The event will be open to the public every Wednesday from 4pm-6pm and there will also be a final event in December.
Ms Irvine revealed the entire project is built around the cathedral’s layout and acoustics as well as the technical equipment already on the site.
She added: “The space of the cathedral is completely integral and the installation has been designed technically and aesthetically for St Giles.
“Cathedral architecture is an incredible amplifier. To be able to do it thoroughly, to be able to do it well was amazing. We’ve got hundreds of hours of recordings.
"The installation aims to immerse listeners in these voices, rather than a linear listening, which with so many hours would be overwhelming.

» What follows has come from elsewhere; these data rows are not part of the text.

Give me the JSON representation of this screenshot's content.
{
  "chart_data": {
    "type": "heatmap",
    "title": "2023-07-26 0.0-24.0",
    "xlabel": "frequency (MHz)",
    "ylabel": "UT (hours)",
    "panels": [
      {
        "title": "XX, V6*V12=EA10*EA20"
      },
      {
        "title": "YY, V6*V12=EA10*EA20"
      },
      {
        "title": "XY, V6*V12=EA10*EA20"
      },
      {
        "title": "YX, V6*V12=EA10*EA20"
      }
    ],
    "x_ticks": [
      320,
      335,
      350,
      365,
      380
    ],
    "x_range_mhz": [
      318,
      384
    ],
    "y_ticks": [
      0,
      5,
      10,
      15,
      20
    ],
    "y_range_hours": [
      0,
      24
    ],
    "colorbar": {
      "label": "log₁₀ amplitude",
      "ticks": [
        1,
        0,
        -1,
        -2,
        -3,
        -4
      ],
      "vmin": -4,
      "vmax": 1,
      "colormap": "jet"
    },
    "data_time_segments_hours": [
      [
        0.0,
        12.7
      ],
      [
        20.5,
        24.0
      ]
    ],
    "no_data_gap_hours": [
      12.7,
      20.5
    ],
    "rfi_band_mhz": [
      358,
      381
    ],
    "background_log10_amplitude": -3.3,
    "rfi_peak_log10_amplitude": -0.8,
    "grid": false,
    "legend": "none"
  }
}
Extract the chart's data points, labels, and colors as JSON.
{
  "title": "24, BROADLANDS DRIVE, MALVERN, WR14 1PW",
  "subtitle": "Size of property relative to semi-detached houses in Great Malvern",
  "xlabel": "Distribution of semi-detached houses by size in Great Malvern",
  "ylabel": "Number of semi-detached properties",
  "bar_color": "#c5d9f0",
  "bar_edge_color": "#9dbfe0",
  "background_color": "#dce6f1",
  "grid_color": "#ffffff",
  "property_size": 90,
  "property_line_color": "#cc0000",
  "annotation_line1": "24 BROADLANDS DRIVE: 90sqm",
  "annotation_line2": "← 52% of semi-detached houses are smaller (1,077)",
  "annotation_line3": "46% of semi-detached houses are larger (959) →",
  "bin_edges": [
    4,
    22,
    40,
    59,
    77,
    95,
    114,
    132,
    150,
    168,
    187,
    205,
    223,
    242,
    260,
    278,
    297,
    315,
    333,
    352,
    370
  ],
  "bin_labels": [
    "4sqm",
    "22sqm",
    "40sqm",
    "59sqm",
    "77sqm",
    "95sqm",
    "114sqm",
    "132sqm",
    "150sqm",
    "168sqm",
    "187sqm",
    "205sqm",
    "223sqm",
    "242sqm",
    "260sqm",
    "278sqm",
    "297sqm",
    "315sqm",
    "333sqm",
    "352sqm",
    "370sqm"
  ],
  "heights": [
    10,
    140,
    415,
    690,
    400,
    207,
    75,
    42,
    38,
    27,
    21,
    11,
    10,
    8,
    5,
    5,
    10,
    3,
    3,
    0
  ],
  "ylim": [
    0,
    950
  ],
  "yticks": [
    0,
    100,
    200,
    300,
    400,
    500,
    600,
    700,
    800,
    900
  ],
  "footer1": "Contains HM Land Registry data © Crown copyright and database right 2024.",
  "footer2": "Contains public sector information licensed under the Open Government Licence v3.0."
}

"In this way too a depth of engagement with the themes is more possible.
“Hopefully we’ll get a real sense of something about Edinburgh – what our community is, what we are part of.”
Rev Dr George Whyte, who is the interim moderator of St Giles’, added: "For 900 years the voices of so many people have echoed round the walls of the Cathedral.
“It is entirely fitting that as we pass this milestone we hear each other talk about the things which matter to us and which we hold in common."
A service of thanksgiving and dedication for the international Festival will take place on Sunday 4 August at St Giles.